La création d’une nation par la préservation d’une mémoire.
Depuis la moitié du xixe siècle jusqu’à nos jours, les États-nation, naissant d’abord sur le continent européen, mettent en avant l’histoire ancienne pour justifier des phénomènes d’unification ou de sécessions nationales, ainsi que des formes de pouvoir qui n’ont pas nécessairement de rapports avec des traditions historiques réelles.
Ces États, mais aussi les mouvements de libération nationale cherchant à former un État, recourent au passé ancien pour donner une image de la nation qui soit cohérente, gratifiante, enracinée ou réenracinée, tournée vers l’avenir à partir de la mobilisation des ressources offertes par ce passé ancien.
L’histoire est une arme politique utilisée pour donner sens au passé selon une logique du présent ; c’est d’ailleurs dans ce sens que les traces archéologiques peuvent devenir l’enjeu de guerres d’appropriation et d’interprétation, comme c’est le cas précisément pour la Palestine.

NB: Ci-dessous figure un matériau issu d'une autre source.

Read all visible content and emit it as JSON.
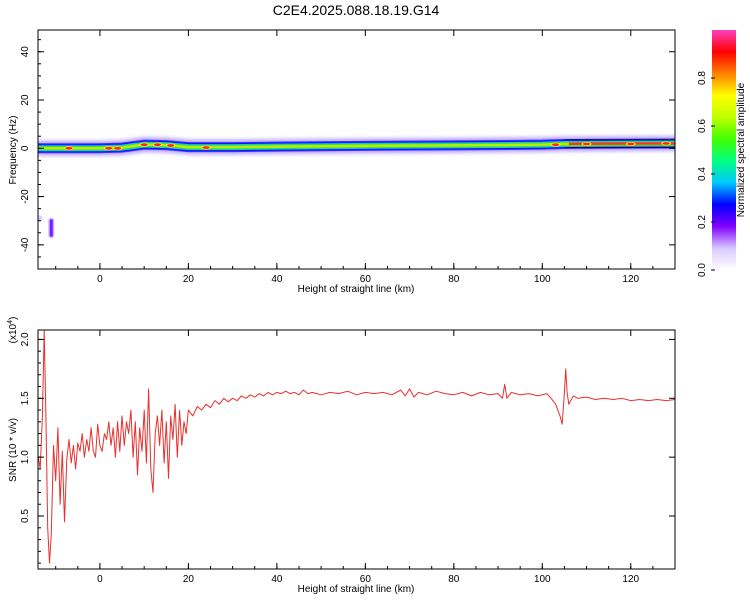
{
  "title": "C2E4.2025.088.18.19.G14",
  "colors": {
    "snr_line": "#e8302c",
    "axis": "#000000",
    "background": "#ffffff",
    "spectrum_band": "#39e03a",
    "spectrum_core": "#ff3030",
    "spectrum_halo": "#b9a4ff"
  },
  "chart_data": [
    {
      "type": "heatmap",
      "xlabel": "Height of straight line (km)",
      "ylabel": "Frequency (Hz)",
      "xlim": [
        -14,
        130
      ],
      "ylim": [
        -50,
        49
      ],
      "xticks": [
        0,
        20,
        40,
        60,
        80,
        100,
        120
      ],
      "yticks": [
        -40,
        -20,
        0,
        20,
        40
      ],
      "grid": false,
      "band_center_hz": [
        [
          -14,
          0
        ],
        [
          -10,
          0
        ],
        [
          -5,
          0
        ],
        [
          0,
          0
        ],
        [
          5,
          0.3
        ],
        [
          10,
          1.5
        ],
        [
          15,
          1.3
        ],
        [
          20,
          0.5
        ],
        [
          30,
          0.5
        ],
        [
          40,
          0.7
        ],
        [
          60,
          1
        ],
        [
          80,
          1.2
        ],
        [
          100,
          1.5
        ],
        [
          105,
          1.8
        ],
        [
          130,
          2.0
        ]
      ],
      "hotspots": [
        {
          "x": -7,
          "hz": 0
        },
        {
          "x": 2,
          "hz": 0
        },
        {
          "x": 4,
          "hz": 0
        },
        {
          "x": 10,
          "hz": 1.5
        },
        {
          "x": 13,
          "hz": 1.5
        },
        {
          "x": 16,
          "hz": 1.2
        },
        {
          "x": 24,
          "hz": 0.3
        },
        {
          "x": 103,
          "hz": 1.5
        },
        {
          "x": 110,
          "hz": 1.8
        },
        {
          "x": 120,
          "hz": 1.8
        },
        {
          "x": 128,
          "hz": 2
        }
      ],
      "isolated_feature": {
        "x": -11,
        "hz_min": -36,
        "hz_max": -30
      },
      "colorbar": {
        "label": "Normalized spectral amplitude",
        "range": [
          0,
          1
        ],
        "ticks": [
          "0.0",
          "0.2",
          "0.4",
          "0.6",
          "0.8"
        ],
        "tick_values": [
          0,
          0.2,
          0.4,
          0.6,
          0.8
        ],
        "colors": [
          "#ffffff",
          "#d8c8ff",
          "#8000ff",
          "#0000ff",
          "#00c8ff",
          "#00ff80",
          "#40ff00",
          "#c0ff00",
          "#ffff00",
          "#ff8000",
          "#ff0000",
          "#ff40c0"
        ]
      }
    },
    {
      "type": "line",
      "xlabel": "Height of straight line (km)",
      "ylabel": "SNR (10 * v/v)",
      "scale_note": "(x10",
      "scale_exp": "4",
      "scale_close": ")",
      "xlim": [
        -14,
        130
      ],
      "ylim": [
        0.05,
        2.08
      ],
      "xticks": [
        0,
        20,
        40,
        60,
        80,
        100,
        120
      ],
      "yticks": [
        0.5,
        1.0,
        1.5,
        2.0
      ],
      "ytick_labels": [
        "0.5",
        "1.0",
        "1.5",
        "2.0"
      ],
      "grid": false,
      "series": [
        {
          "values": [
            [
              -14,
              1.02
            ],
            [
              -13.5,
              0.9
            ],
            [
              -13,
              1.35
            ],
            [
              -12.6,
              2.08
            ],
            [
              -12.2,
              1.3
            ],
            [
              -11.8,
              0.4
            ],
            [
              -11.4,
              0.1
            ],
            [
              -11,
              0.35
            ],
            [
              -10.5,
              1.1
            ],
            [
              -10,
              0.8
            ],
            [
              -9.5,
              1.25
            ],
            [
              -9,
              0.6
            ],
            [
              -8.5,
              1.05
            ],
            [
              -8,
              0.45
            ],
            [
              -7.5,
              0.98
            ],
            [
              -7,
              1.15
            ],
            [
              -6.5,
              0.95
            ],
            [
              -6,
              1.1
            ],
            [
              -5.5,
              0.9
            ],
            [
              -5,
              1.12
            ],
            [
              -4.5,
              1.05
            ],
            [
              -4,
              1.2
            ],
            [
              -3.5,
              1.0
            ],
            [
              -3,
              1.15
            ],
            [
              -2.5,
              1.05
            ],
            [
              -2,
              1.25
            ],
            [
              -1.5,
              1.05
            ],
            [
              -1,
              1.0
            ],
            [
              -0.5,
              1.28
            ],
            [
              0,
              1.1
            ],
            [
              0.5,
              1.05
            ],
            [
              1,
              1.2
            ],
            [
              1.5,
              1.15
            ],
            [
              2,
              1.3
            ],
            [
              2.5,
              1.1
            ],
            [
              3,
              1.25
            ],
            [
              3.5,
              1.0
            ],
            [
              4,
              1.3
            ],
            [
              4.5,
              1.05
            ],
            [
              5,
              1.35
            ],
            [
              5.5,
              1.1
            ],
            [
              6,
              1.3
            ],
            [
              6.5,
              1.2
            ],
            [
              7,
              1.4
            ],
            [
              7.5,
              1.0
            ],
            [
              8,
              1.3
            ],
            [
              8.5,
              0.85
            ],
            [
              9,
              1.25
            ],
            [
              9.5,
              1.05
            ],
            [
              10,
              1.4
            ],
            [
              10.5,
              0.95
            ],
            [
              11,
              1.58
            ],
            [
              11.5,
              0.9
            ],
            [
              12,
              0.7
            ],
            [
              12.5,
              1.2
            ],
            [
              13,
              1.35
            ],
            [
              13.5,
              1.1
            ],
            [
              14,
              1.4
            ],
            [
              14.5,
              0.95
            ],
            [
              15,
              1.3
            ],
            [
              15.5,
              0.82
            ],
            [
              16,
              1.35
            ],
            [
              16.5,
              1.15
            ],
            [
              17,
              1.45
            ],
            [
              17.5,
              1.0
            ],
            [
              18,
              1.4
            ],
            [
              18.5,
              1.1
            ],
            [
              19,
              1.3
            ],
            [
              19.5,
              1.2
            ],
            [
              20,
              1.4
            ],
            [
              21,
              1.35
            ],
            [
              22,
              1.43
            ],
            [
              23,
              1.4
            ],
            [
              24,
              1.45
            ],
            [
              25,
              1.42
            ],
            [
              26,
              1.48
            ],
            [
              27,
              1.45
            ],
            [
              28,
              1.5
            ],
            [
              29,
              1.47
            ],
            [
              30,
              1.5
            ],
            [
              31,
              1.48
            ],
            [
              32,
              1.52
            ],
            [
              33,
              1.5
            ],
            [
              34,
              1.53
            ],
            [
              35,
              1.51
            ],
            [
              36,
              1.54
            ],
            [
              37,
              1.52
            ],
            [
              38,
              1.55
            ],
            [
              39,
              1.53
            ],
            [
              40,
              1.55
            ],
            [
              41,
              1.54
            ],
            [
              42,
              1.56
            ],
            [
              43,
              1.54
            ],
            [
              44,
              1.55
            ],
            [
              45,
              1.53
            ],
            [
              46,
              1.57
            ],
            [
              47,
              1.54
            ],
            [
              48,
              1.55
            ],
            [
              50,
              1.53
            ],
            [
              52,
              1.55
            ],
            [
              54,
              1.54
            ],
            [
              56,
              1.56
            ],
            [
              58,
              1.53
            ],
            [
              60,
              1.55
            ],
            [
              62,
              1.54
            ],
            [
              64,
              1.55
            ],
            [
              66,
              1.53
            ],
            [
              68,
              1.57
            ],
            [
              69,
              1.52
            ],
            [
              70,
              1.58
            ],
            [
              71,
              1.51
            ],
            [
              72,
              1.55
            ],
            [
              74,
              1.53
            ],
            [
              76,
              1.56
            ],
            [
              78,
              1.54
            ],
            [
              80,
              1.53
            ],
            [
              82,
              1.55
            ],
            [
              84,
              1.52
            ],
            [
              86,
              1.55
            ],
            [
              88,
              1.53
            ],
            [
              90,
              1.54
            ],
            [
              91,
              1.5
            ],
            [
              91.5,
              1.62
            ],
            [
              92,
              1.5
            ],
            [
              93,
              1.55
            ],
            [
              95,
              1.53
            ],
            [
              97,
              1.54
            ],
            [
              99,
              1.52
            ],
            [
              101,
              1.54
            ],
            [
              102,
              1.5
            ],
            [
              103,
              1.45
            ],
            [
              104,
              1.35
            ],
            [
              104.5,
              1.28
            ],
            [
              105,
              1.55
            ],
            [
              105.3,
              1.75
            ],
            [
              105.6,
              1.55
            ],
            [
              106,
              1.45
            ],
            [
              107,
              1.52
            ],
            [
              108,
              1.5
            ],
            [
              110,
              1.51
            ],
            [
              112,
              1.49
            ],
            [
              114,
              1.5
            ],
            [
              116,
              1.49
            ],
            [
              118,
              1.5
            ],
            [
              120,
              1.48
            ],
            [
              122,
              1.49
            ],
            [
              124,
              1.48
            ],
            [
              126,
              1.49
            ],
            [
              128,
              1.48
            ],
            [
              130,
              1.49
            ]
          ]
        }
      ]
    }
  ]
}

En effet, depuis que le nom de la Palestine a été rayé de la carte géographique et politique en mai 1948, c’est d’abord par l’expression culturelle autour du thème du retour dans le pays d’où ils ont été chassés, que les Palestiniens se sont dotés au fil des décennies d’une identité nationale qui s’est transformée en mouvement de libération. Le germe d’une nouvelle identité palestinienne construite sur les thèmes de la libération et du retour, a été initié par les enseignants dans les camps de réfugiés. Ces enseignants avaient à l’époque un statut privilégié, étaient politisés avec une forte sensibilité pour la poésie, la peinture, le théâtre et toutes autres formes d’expression culturelle. Ils ont donc utilisé la culture pour former, non seulement en terme éducatif mais aussi politique, une nouvelle génération dont sera issue une nouvelle élite qui fondera le mouvement national palestinien (incarné par l’OLP). Ce dernier ayant été reconnu sur le plan collectif palestinien, arabe et international, a réussi à créer une Autorité sur sa terre de Palestine et a cherché une plus large reconnaissance internationale.

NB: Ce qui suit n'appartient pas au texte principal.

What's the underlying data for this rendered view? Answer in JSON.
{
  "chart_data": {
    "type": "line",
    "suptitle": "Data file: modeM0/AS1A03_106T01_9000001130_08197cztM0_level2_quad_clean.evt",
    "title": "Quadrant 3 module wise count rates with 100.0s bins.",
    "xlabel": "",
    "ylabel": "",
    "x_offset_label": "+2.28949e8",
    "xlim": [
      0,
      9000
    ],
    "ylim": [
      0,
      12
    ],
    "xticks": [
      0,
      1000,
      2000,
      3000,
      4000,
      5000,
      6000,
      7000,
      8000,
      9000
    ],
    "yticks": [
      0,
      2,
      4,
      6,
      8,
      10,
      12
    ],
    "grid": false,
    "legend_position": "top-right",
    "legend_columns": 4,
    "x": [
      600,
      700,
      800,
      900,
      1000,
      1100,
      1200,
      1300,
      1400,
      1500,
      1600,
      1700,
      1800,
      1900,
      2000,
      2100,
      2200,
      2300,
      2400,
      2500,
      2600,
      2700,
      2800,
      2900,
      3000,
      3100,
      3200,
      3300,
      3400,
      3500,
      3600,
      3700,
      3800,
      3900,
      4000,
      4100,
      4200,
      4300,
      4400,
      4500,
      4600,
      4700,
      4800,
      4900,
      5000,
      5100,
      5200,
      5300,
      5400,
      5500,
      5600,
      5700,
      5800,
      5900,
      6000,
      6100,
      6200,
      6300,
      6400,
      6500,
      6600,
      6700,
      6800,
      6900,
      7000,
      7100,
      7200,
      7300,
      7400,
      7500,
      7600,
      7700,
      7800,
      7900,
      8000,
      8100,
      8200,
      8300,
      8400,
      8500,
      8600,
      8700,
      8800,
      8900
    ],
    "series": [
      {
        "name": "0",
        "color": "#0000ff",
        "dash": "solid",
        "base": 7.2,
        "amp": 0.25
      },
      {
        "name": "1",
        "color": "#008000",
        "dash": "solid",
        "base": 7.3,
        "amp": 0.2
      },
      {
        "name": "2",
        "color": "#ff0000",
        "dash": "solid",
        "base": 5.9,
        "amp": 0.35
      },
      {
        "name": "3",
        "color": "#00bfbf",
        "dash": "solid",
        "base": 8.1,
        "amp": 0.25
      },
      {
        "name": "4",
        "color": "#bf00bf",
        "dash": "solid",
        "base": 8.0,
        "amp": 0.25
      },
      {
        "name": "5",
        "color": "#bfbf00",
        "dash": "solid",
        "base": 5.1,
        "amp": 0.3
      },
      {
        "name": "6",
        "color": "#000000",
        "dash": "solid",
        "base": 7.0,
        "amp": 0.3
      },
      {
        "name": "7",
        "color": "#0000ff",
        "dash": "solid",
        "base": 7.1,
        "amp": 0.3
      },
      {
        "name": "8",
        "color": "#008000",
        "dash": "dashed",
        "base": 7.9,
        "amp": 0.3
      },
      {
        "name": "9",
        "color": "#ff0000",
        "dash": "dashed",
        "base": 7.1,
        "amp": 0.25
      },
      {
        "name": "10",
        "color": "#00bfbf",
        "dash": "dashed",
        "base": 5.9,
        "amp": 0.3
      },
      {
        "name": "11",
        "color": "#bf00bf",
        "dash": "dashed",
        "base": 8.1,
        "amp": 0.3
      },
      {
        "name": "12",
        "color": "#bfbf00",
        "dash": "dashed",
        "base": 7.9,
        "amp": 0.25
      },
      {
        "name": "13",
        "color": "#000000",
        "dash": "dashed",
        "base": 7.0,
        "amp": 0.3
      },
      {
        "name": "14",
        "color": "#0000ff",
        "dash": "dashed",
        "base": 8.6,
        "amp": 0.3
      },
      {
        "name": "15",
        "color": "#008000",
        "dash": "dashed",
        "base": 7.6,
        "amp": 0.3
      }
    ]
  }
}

L’OLP, revendiquant la création de l’État de Palestine a d’abord cherché la reconnaissance internationale culturelle en tant que pays à l’UNESCO en septembre 2011, avant d’aller frapper à la porte de l’Assemblée générale de l’ONU pour devenir un État observateur.
Avec l’admission de la Palestine à l’UNESCO comme membre à part entière et non plus en tant qu’observateur comme c’était le cas depuis 1989, la Palestine est passée d’un statut de Territoires, toujours sujet à définition ou contestation, au statut de pays qui, même sous occupation, est un pays, ce qui implique l’existence politique d’un peuple et plus tard d’un État.

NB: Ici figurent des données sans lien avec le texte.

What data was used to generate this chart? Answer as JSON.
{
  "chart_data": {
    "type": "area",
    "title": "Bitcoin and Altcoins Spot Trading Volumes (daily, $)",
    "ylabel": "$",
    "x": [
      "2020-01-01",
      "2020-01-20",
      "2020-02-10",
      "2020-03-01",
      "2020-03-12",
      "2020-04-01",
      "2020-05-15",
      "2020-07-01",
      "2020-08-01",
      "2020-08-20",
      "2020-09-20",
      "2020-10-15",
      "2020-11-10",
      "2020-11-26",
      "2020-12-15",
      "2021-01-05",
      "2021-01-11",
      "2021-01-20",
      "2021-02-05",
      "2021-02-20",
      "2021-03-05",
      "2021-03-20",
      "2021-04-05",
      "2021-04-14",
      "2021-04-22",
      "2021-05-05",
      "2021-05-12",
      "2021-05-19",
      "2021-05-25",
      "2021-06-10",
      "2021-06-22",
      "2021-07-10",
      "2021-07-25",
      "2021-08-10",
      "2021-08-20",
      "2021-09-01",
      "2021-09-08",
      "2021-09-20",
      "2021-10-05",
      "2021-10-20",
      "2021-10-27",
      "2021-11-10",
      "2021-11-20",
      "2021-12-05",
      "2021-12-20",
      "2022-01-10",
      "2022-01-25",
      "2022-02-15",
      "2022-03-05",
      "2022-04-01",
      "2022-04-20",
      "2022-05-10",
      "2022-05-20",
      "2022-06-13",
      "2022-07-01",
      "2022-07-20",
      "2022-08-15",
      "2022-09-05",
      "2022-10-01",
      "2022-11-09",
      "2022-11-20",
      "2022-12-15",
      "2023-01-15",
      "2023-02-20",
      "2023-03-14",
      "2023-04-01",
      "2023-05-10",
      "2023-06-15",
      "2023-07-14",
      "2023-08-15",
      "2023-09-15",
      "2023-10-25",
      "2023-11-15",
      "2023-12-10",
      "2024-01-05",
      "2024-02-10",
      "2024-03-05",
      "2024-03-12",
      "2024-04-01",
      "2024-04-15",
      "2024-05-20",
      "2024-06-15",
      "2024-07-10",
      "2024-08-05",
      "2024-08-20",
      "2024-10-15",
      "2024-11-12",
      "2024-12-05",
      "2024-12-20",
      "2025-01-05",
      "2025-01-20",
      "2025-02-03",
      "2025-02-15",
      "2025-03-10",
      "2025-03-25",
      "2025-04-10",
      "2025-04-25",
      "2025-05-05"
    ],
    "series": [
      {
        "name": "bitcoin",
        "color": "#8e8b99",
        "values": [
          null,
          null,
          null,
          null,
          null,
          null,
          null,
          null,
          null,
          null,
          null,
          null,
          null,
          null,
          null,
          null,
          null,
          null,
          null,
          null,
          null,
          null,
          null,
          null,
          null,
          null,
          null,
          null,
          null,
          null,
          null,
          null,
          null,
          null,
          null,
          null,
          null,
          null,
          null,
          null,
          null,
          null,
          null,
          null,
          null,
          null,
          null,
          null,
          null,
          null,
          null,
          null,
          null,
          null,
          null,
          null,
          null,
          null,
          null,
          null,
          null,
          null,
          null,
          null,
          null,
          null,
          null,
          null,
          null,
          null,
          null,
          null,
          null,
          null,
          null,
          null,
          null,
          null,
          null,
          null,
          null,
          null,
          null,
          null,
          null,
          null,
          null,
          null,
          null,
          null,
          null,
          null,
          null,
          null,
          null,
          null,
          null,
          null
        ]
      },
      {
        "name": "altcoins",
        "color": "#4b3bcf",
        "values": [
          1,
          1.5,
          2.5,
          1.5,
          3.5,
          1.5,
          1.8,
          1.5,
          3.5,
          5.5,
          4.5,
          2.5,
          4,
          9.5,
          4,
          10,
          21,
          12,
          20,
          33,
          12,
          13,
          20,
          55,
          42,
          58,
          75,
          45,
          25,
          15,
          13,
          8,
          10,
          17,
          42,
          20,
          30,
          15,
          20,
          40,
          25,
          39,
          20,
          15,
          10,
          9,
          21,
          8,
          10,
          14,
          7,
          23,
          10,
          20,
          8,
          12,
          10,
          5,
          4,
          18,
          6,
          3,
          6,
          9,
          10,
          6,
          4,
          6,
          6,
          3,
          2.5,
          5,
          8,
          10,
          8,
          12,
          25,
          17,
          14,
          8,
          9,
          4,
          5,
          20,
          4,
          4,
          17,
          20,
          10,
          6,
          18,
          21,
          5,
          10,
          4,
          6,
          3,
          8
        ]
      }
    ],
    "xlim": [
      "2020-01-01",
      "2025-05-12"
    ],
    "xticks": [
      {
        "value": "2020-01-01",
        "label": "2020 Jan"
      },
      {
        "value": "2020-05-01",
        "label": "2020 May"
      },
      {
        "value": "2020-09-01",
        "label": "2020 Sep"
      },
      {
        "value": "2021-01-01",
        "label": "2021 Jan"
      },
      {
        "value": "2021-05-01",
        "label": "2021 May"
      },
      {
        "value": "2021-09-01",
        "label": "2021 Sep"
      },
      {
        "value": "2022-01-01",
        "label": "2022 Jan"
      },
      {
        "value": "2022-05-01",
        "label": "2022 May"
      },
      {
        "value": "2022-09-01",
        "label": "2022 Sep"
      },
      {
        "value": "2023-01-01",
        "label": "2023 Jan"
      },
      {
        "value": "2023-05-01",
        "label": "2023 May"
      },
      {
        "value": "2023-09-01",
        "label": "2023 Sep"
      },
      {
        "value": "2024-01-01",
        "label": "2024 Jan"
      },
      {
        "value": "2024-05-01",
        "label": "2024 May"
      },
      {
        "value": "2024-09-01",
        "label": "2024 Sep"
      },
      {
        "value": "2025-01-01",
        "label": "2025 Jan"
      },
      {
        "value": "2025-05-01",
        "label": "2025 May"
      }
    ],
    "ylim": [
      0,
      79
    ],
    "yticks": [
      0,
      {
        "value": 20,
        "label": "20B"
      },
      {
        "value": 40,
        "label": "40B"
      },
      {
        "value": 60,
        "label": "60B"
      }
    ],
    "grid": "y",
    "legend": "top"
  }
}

En choisissant d’abord l’UNESCO, comme agence de l’ONU, les Palestiniens entendaient marquer leur combat sur le front de la culture et pas uniquement sur les fronts politique, diplomatique…
Pour l’OLP, l’histoire c’est la « science d’urgence », car « les Palestiniens, en 1948, ne perçoivent pas leur pays comme un territoire occupé mais comme une terre occultée ». Le conflit prend une tournure radicalement nouvelle : il relève désormais du registre de la disparition et non de l’occupation. C’est ainsi que l’historien sera, chez les Palestiniens, investi d’une mission qui dépasse très largement le champ de la recherche pour devenir « science d’urgence ».
Hassan Balawi
Hassan Balawi, a travaillé pour l’OLP et l’Autorité nationale palestinienne comme journaliste pendant dix-sept ans avant de rejoindre la délégation générale de Palestine en France puis la mission palestinienne à l’Unesco. Diplomate, il est actuellement Conseiller à la Mission de Palestine auprès de l’Union Européenne, de Belgique et du Luxembourg.